Товарищ

19 2 6
                                    

La salle d'interrogatoire n'était qu'un réduit avec pour seuls meubles deux chaises et une table, toutes trois rivetées au sol par mesure de sécurité. L'austérité même de la pièce avait été étudiée pour obtenir un impact psychologique maximum. Une leçon qu'Aleksandr Alekseïeva était en train d'apprendre à ses dépens. La chaîne qui reliait ses menottes à l'anneau soudé dans le sol, l'empêchant de prendre une position plus confortable, contribuait également à le garder dans un état d'esprit approprié à notre petit entretien.

— Qu'est-ce que tu notes ?

J'ignorai volontairement sa question. Une seule personne dans cette pièce devait mener la conversation et ce n'était pas lui. Aleksandr se recroquevilla un peu plus sur sa chaise. Je noircissais avec application les lignes du calepin que j'avais posé sur la table. Trois minutes plus tard, je finis par poser mon crayon et levai les yeux vers le prisonnier.

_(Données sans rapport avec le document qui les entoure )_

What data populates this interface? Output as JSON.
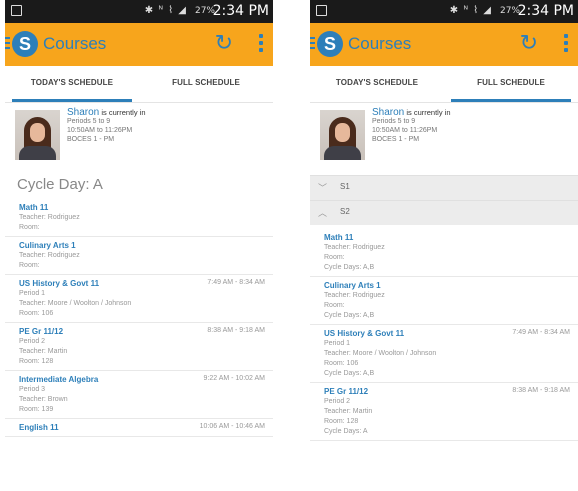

— Camarade Aleksandr Alekseïeva, sais-tu pourquoi tu es ici ? lui demandai-je d'une voix amicale.

— Non...non, bégaya-t-il. Je rentrais du travail lorsque tes ho...lorsque des officiers GPU sont venus m'arrêter. Devant toute ma famille !

— Garde ton calme Aleksandr, lui intimai-je.

— Désolé camarade commissaire Demidov.

Je lui laissai une seconde pour qu'il puisse reprendre le contrôle de lui-même. Être emmené au poste du département secret de la police d'Etat par trois opérateurs en tenue de combat en aurait brisé de plus forts que lui. Je tirai une chemise en plastique de la sacoche noire posée contre le pied de la table.

— Que peux-tu me dire là-dessus ? lui demandai-je en étalant une série de photographies haute-définition devant lui.

Son visage blêmit au fur et à mesure que ses yeux se posaient sur les différents clichés. Aleksandr Alekseïeva n'était qu'un ouvrier soudeur, un mari et un père de famille de cinq enfants sans histoire. En temps normal je me serais contenté d'émettre l'avis d'exécution sitôt les photos sur mon bureau, mais ce cher Aleksandr m'offrait enfin l'opportunité que j'espérais depuis fort longtemps.

— La pédérastie est un crime grave camarade, lui dis-je en appuyant chaque mot.

J'avançai la photo le montrant nu et allongé à côté d'un jeune garçon d'une vingtaine d'années. Bien sûr j'aurais pu lui dire que son amant était l'un de nos agents ainsi que l'auteur des clichés. Mais à quoi bon ? C'était brisé et à ma botte qu'il m'était le plus utile.

— Ces preuves sont largement suffisantes pour justifier ton exécution et le transfert de ta famille dans l'un des camps de travail de la station.

— Pas ça ! s'écria Aleksandr sans que je sache s'il parlait de sa condamnation ou de celle de sa famille. Cela importait peu, il était exactement là où je le voulais.

— Bien, poursuivis-je en tirant une nouvelle pochette de ma sacoche.

Les épreuves suivantes étaient une série de portraits d'hommes et de femmes entre trente et cinquante ans.

— Est-ce que ces visages te sont familiers ?

— Tu sais que oui, me répondit-il en saisissant la photo d'un homme aux longs cheveux sombres et au visage fermé. Celui-là c'est Bogdan Legorov...

Je l'interrompis d'un geste de la main, nous n'ignorions rien de l'identité des personnes sur les photos.

— Le département du contre-espionnage soupçonne ces gens de faire partie d'un réseau subversif. Nous voulons que tu te lies avec eux et que tu nous fournisses des rapports réguliers sur leurs activités.